Form this example we see that while evaluating arithmetic expressions in infix notation it is necessary to scan the expression from both ends. And this is a difficult task for computer to evaluate the expression written in infix notation. So, to overcome this problem The Polish mathematician "Lukasiewicz" suggested that arithmetic expressions can be written in prefix notation and this notation is referred as polish notation.

Polish Notation

Polish notation also called as Prefix notation is a method or a way that shows expressions in a different arithmetic expression form. Prefix Notation means that operations are written before the operands.

This notation was devised by Polish mathematician Lukasiewicz. An arithmetic expression mainly comprises of 2 parts, that are Operands and Operators.

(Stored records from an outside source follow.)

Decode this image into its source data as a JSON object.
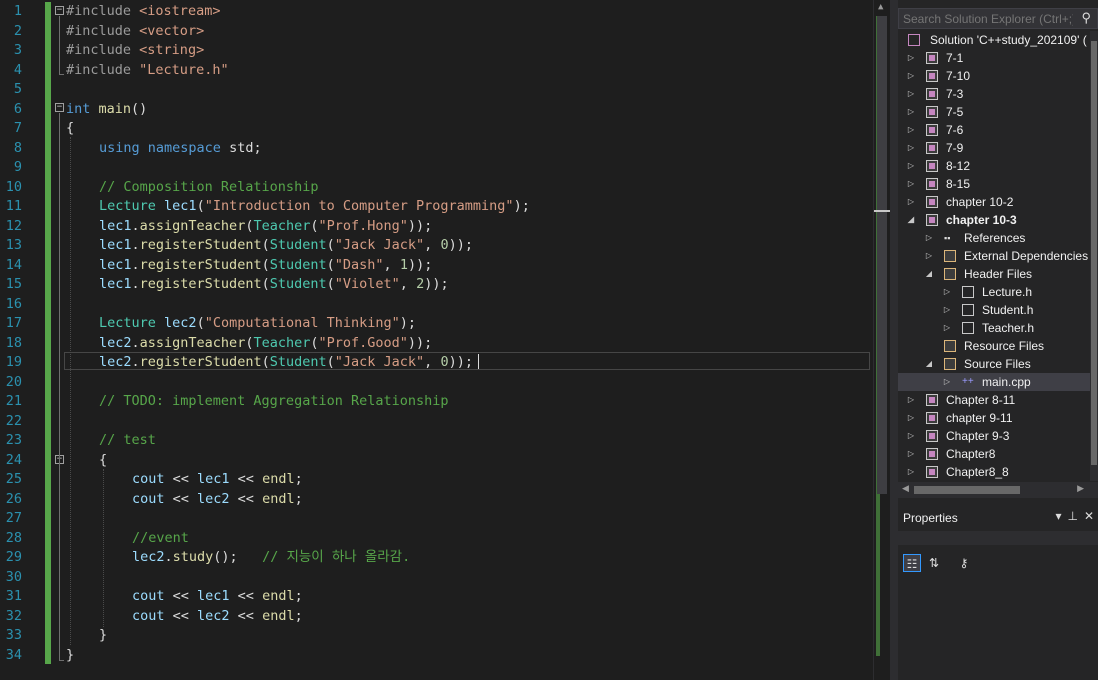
{
  "editor": {
    "lines": [
      {
        "n": "1"
      },
      {
        "n": "2"
      },
      {
        "n": "3"
      },
      {
        "n": "4"
      },
      {
        "n": "5"
      },
      {
        "n": "6"
      },
      {
        "n": "7"
      },
      {
        "n": "8"
      },
      {
        "n": "9"
      },
      {
        "n": "10"
      },
      {
        "n": "11"
      },
      {
        "n": "12"
      },
      {
        "n": "13"
      },
      {
        "n": "14"
      },
      {
        "n": "15"
      },
      {
        "n": "16"
      },
      {
        "n": "17"
      },
      {
        "n": "18"
      },
      {
        "n": "19"
      },
      {
        "n": "20"
      },
      {
        "n": "21"
      },
      {
        "n": "22"
      },
      {
        "n": "23"
      },
      {
        "n": "24"
      },
      {
        "n": "25"
      },
      {
        "n": "26"
      },
      {
        "n": "27"
      },
      {
        "n": "28"
      },
      {
        "n": "29"
      },
      {
        "n": "30"
      },
      {
        "n": "31"
      },
      {
        "n": "32"
      },
      {
        "n": "33"
      },
      {
        "n": "34"
      }
    ],
    "tokens": {
      "l1": [
        "#include",
        "<iostream>"
      ],
      "l2": [
        "#include",
        "<vector>"
      ],
      "l3": [
        "#include",
        "<string>"
      ],
      "l4": [
        "#include",
        "\"Lecture.h\""
      ],
      "l6": [
        "int",
        "main",
        "()"
      ],
      "l7": "{",
      "l8": [
        "using",
        "namespace",
        "std;"
      ],
      "l10": "// Composition Relationship",
      "l11": [
        "Lecture",
        "lec1",
        "(",
        "\"Introduction to Computer Programming\"",
        ");"
      ],
      "l12": [
        "lec1",
        ".",
        "assignTeacher",
        "(",
        "Teacher",
        "(",
        "\"Prof.Hong\"",
        "));"
      ],
      "l13": [
        "lec1",
        ".",
        "registerStudent",
        "(",
        "Student",
        "(",
        "\"Jack Jack\"",
        ", ",
        "0",
        "));"
      ],
      "l14": [
        "lec1",
        ".",
        "registerStudent",
        "(",
        "Student",
        "(",
        "\"Dash\"",
        ", ",
        "1",
        "));"
      ],
      "l15": [
        "lec1",
        ".",
        "registerStudent",
        "(",
        "Student",
        "(",
        "\"Violet\"",
        ", ",
        "2",
        "));"
      ],
      "l17": [
        "Lecture",
        "lec2",
        "(",
        "\"Computational Thinking\"",
        ");"
      ],
      "l18": [
        "lec2",
        ".",
        "assignTeacher",
        "(",
        "Teacher",
        "(",
        "\"Prof.Good\"",
        "));"
      ],
      "l19": [
        "lec2",
        ".",
        "registerStudent",
        "(",
        "Student",
        "(",
        "\"Jack Jack\"",
        ", ",
        "0",
        "));"
      ],
      "l21": "// TODO: implement Aggregation Relationship",
      "l23": "// test",
      "l24": "{",
      "l25": [
        "cout",
        " << ",
        "lec1",
        " << ",
        "endl",
        ";"
      ],
      "l26": [
        "cout",
        " << ",
        "lec2",
        " << ",
        "endl",
        ";"
      ],
      "l28": "//event",
      "l29": [
        "lec2",
        ".",
        "study",
        "();",
        "   ",
        "// 지능이 하나 올라감."
      ],
      "l31": [
        "cout",
        " << ",
        "lec1",
        " << ",
        "endl",
        ";"
      ],
      "l32": [
        "cout",
        " << ",
        "lec2",
        " << ",
        "endl",
        ";"
      ],
      "l33": "}",
      "l34": "}"
    }
  },
  "solution_explorer": {
    "search_placeholder": "Search Solution Explorer (Ctrl+;)",
    "solution_label": "Solution 'C++study_202109' (",
    "items": [
      {
        "label": "7-1"
      },
      {
        "label": "7-10"
      },
      {
        "label": "7-3"
      },
      {
        "label": "7-5"
      },
      {
        "label": "7-6"
      },
      {
        "label": "7-9"
      },
      {
        "label": "8-12"
      },
      {
        "label": "8-15"
      },
      {
        "label": "chapter 10-2"
      },
      {
        "label": "chapter 10-3"
      },
      {
        "label": "References"
      },
      {
        "label": "External Dependencies"
      },
      {
        "label": "Header Files"
      },
      {
        "label": "Lecture.h"
      },
      {
        "label": "Student.h"
      },
      {
        "label": "Teacher.h"
      },
      {
        "label": "Resource Files"
      },
      {
        "label": "Source Files"
      },
      {
        "label": "main.cpp"
      },
      {
        "label": "Chapter 8-11"
      },
      {
        "label": "chapter 9-11"
      },
      {
        "label": "Chapter 9-3"
      },
      {
        "label": "Chapter8"
      },
      {
        "label": "Chapter8_8"
      }
    ]
  },
  "properties": {
    "title": "Properties"
  },
  "colors": {
    "keyword": "#569cd6",
    "type": "#4ec9b0",
    "function": "#dcdcaa",
    "string": "#d69d85",
    "comment": "#57a64a",
    "variable": "#9cdcfe",
    "number": "#b5cea8",
    "line_number": "#2b91af"
  }
}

• Operands are either numbers or variables that can be replaced by numbers to evaluate the expressions.
• Operators are symbols symbolizing the operation to be performed between operands present in the expression.

Generally, humans find infix polish notation much easier to understand than postfix or reverse polish notation. Converting each expression from infix to postfix. Each operator has its priority for an expression. For example, if we take some operators, i.e., +, -, *, /, then these will be arranged in priority.

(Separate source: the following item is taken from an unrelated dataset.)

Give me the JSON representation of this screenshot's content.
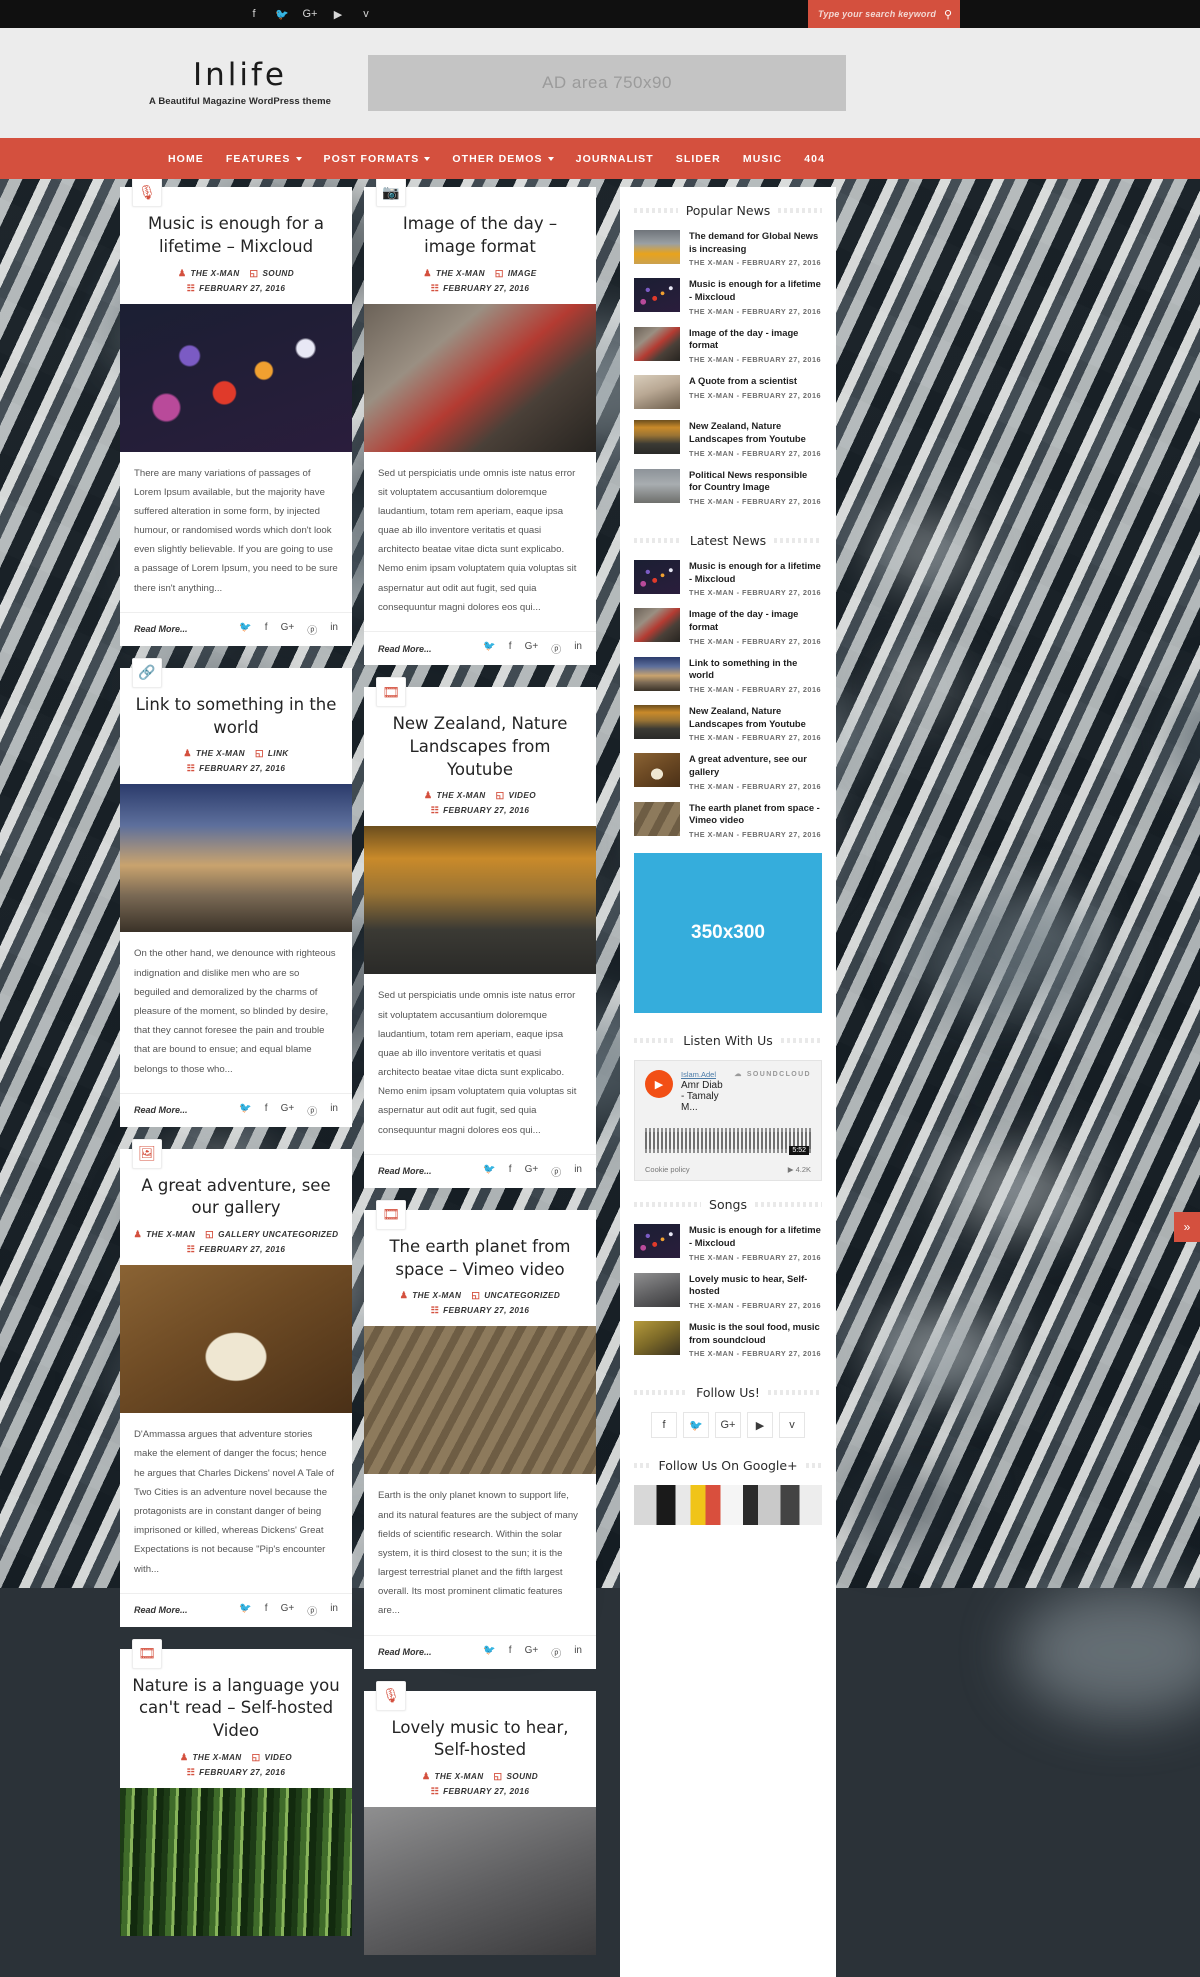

• Higher Priority Operators: *, /, %
• Lower Priority Operators:+, -
• Order of Operators:+, -, ∗, /, ^

Conversion of an Infix Expression to Prefix Expression

Algorithm:

1. Add ")" to the end of the given expression's infix polish notation and push "(" into the stack.
2. Reverse the whole expression from backwards to forward in sequence.
3. Then follow the following steps given below accordingly:
   1. Place the element onto the stack if "(" is found. We add an operand-that is, a variable or a number-into the prefix or polish notation whenever we come across one.
   2. In the event that ")" is encountered, we add these elements to the prefix expression by popping elements from the stack until "(" is the popped element. Subsequently, remove "(" from the stack and refrain from adding it to the prefix expression.
   3. If an operator "*" is found, repeatedly remove it from the stack and add each operator that has the same precedence as or greater than operator "*" to the prefix expression.
4. Then the final expression created in the stack is reversed in order to undo the 2^nd step to get the final answer.

Conversion of an Infix Expression to Postfix Expression

Algorithm:

1. Add ")" to the end of the given expression's infix polish notation and push "(" into the stack.
2. For every element included in the Infix Polish Notation, follow the procedures listed below once more.
   1. Place the element onto the stack if "(" is found. We add an operand-that is, a variable or a number-into the postfix or reverse polish notation whenever we come across one.
   2. In the event that ")" is encountered, we add these elements to the postfix expression by popping elements from the stack until "(" is the popped element. Subsequently, remove "(" from the stack and refrain from adding it to the postfix expression.
   3. If an operator "x" is found, repeatedly remove it from the stack and add each operator that has the same precedence as or greater than operator "x" to the postfix expression.
3. All of the elements will be removed from the stack and added to the postfix expression once step 2 has been completed on each element.

This is the final expression of the given Notation and these algorithms are further used to solve numerical questions.